Femministe a confronto, dialogo a tutti i costi?
La presidente dell’Adei Wizo Susanna Sciaky ha inviato un massaggio in occasione del 25 novembre, la Giornata internazionale per l’eliminazione della violenza contro le donne: «Siamo ormai purtroppo sicure che, per il secondo anno, le associazioni femministe italiane e internazionali dimenticheranno colpevolmente di citare le donne ancora nelle mani dei terroristi di Hamas».
Le posizioni tra le relatrici sono piuttosto distanti. Partendo proprio dal tema della solitudine: Alida Vitale dice di non sentirsi sola nel suo ambiente, di non aver patito la difficoltà dell’esclusione, mentre le altre relatrici constatano una fortissima solitudine in quanto ebree in prima persona o in quanto donne appunto filoccidentali: si sono sentite abbandonate dal femminismo. Paola Concia e Melissa Sonnino sostengono la difficoltà di ricucire una ferita tra transfemminismo e donne ebree mentre per Alida Vitale, proprio in quanto femministe, si ha il dovere di non polarizzare le situazioni e di cercare un dialogo anche con le tranfemministe.
Vitale invita ancora una volta al dialogo partendo da quello «micro», uno a uno. Ci sono donne del LƏA – Laboratorio Ebraico Antirazzista – che hanno instaurato un dialogo con l’associazione Non Una Di Meno. «Criticare il femminismo perché è stato silente non porta lontano». Concia e Sonnino rispondono che non si può dialogare se per farlo le donne ebree devono rinunciare alla propria identità.
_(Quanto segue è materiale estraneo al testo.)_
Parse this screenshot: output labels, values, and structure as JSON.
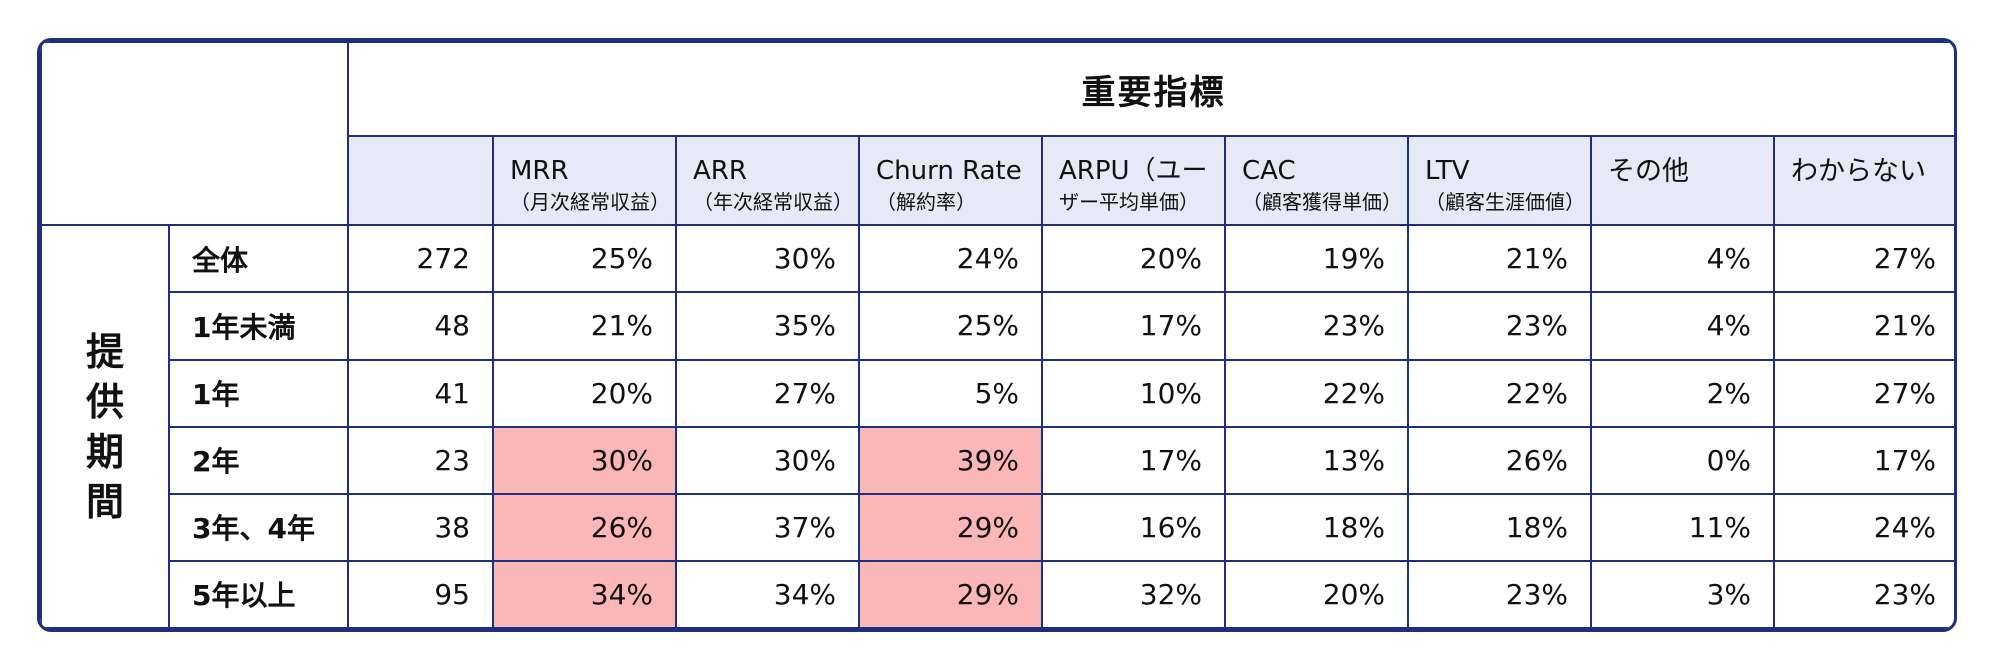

Sarebbe un prezzo troppo alto da pagare.
Concia ritiene che il transfemminismo è molto rumoroso ed è molto coccolato dai media perché ha delle caratteristiche ben precise: un antioccidentalismo molto marcato e la capacità di relativizzare, ossia di fare battaglie a seconda del contesto, l’antitesi del femminismo universalista.
Sia Concia che Vitale concordano sul fatto che il femminismo nel quale si riconoscono deve essere universalista: deve avere come obiettivo la difesa della libertà delle donne, la lotta alle discriminazioni, la lotta contro la violenza ovunque venga perpetrata, non la difesa delle donne a seconda del contesto.
Le tre relatrici sono d’accordo nel definire sconcertante il ritardo con lui l’Onu ha pubblicato il rapporto sulle violenze contro le donne del 7 ottobre. Le considerazioni invece sulle Nazioni Unite sono diverse. Per Concia «l’Onu è in mano ai paesi islamici, ed è uno strumento non più attuale, pensiamo che il diritto di veto ce l’ha la Russia che è un’autocrazia. L’Onu va riformata». Per Alida Vitale il giudizio non è così netto.
Tutte e tre le relatrici sono d’accordo sulla scelta di Israele di non diffondere le immagini più cruente degli stupri se non a un pubblico scelto e di non mettersi sullo stesso piano di Hamas.
Melissa Sonnino ha sottolineato: «Le donne ebree – nel miglior wokismo – vanno bene nei movimenti femministi transfemministi e spesso nelle associazioni ong per la pace o per i diritti civili solo se condannano Israele, solo se in sostanza abiurano se stesse» A questo ha fatto eco Paola Concia chiedendo: «Perché per gli ebrei c’è sempre bisogno delle prove? È evidente il doppio standard».
La solitudine è di Israele dice Bernard Henry Levy ma la solitudine è anche delle donne anche di quelle a favore di un dialogo. Poi, come dimostra il dibattito, ci sono nuove alleanze e nuove amicizie che nascono fuori dal mondo ebraico, che a sua volta deve guardarsi dalle spaccature – il che non vuol dire monolitismo di posizioni.
Difficile però dialogare con chi dichiara, come Non Una Di Meno, di non voler «più assistere alla catastrofe quotidiana del genocidio in Palestina e della Guerra che si estende a macchia d’olio. Ci connettiamo con le donne e le persone lgbtiaq+ che continuano a resistere al genocidio in Palestina messo in atto dalle politiche coloniali e sioniste». Davvero è possibile dialogare con chi ritiene che Israele sia uno stato canaglia?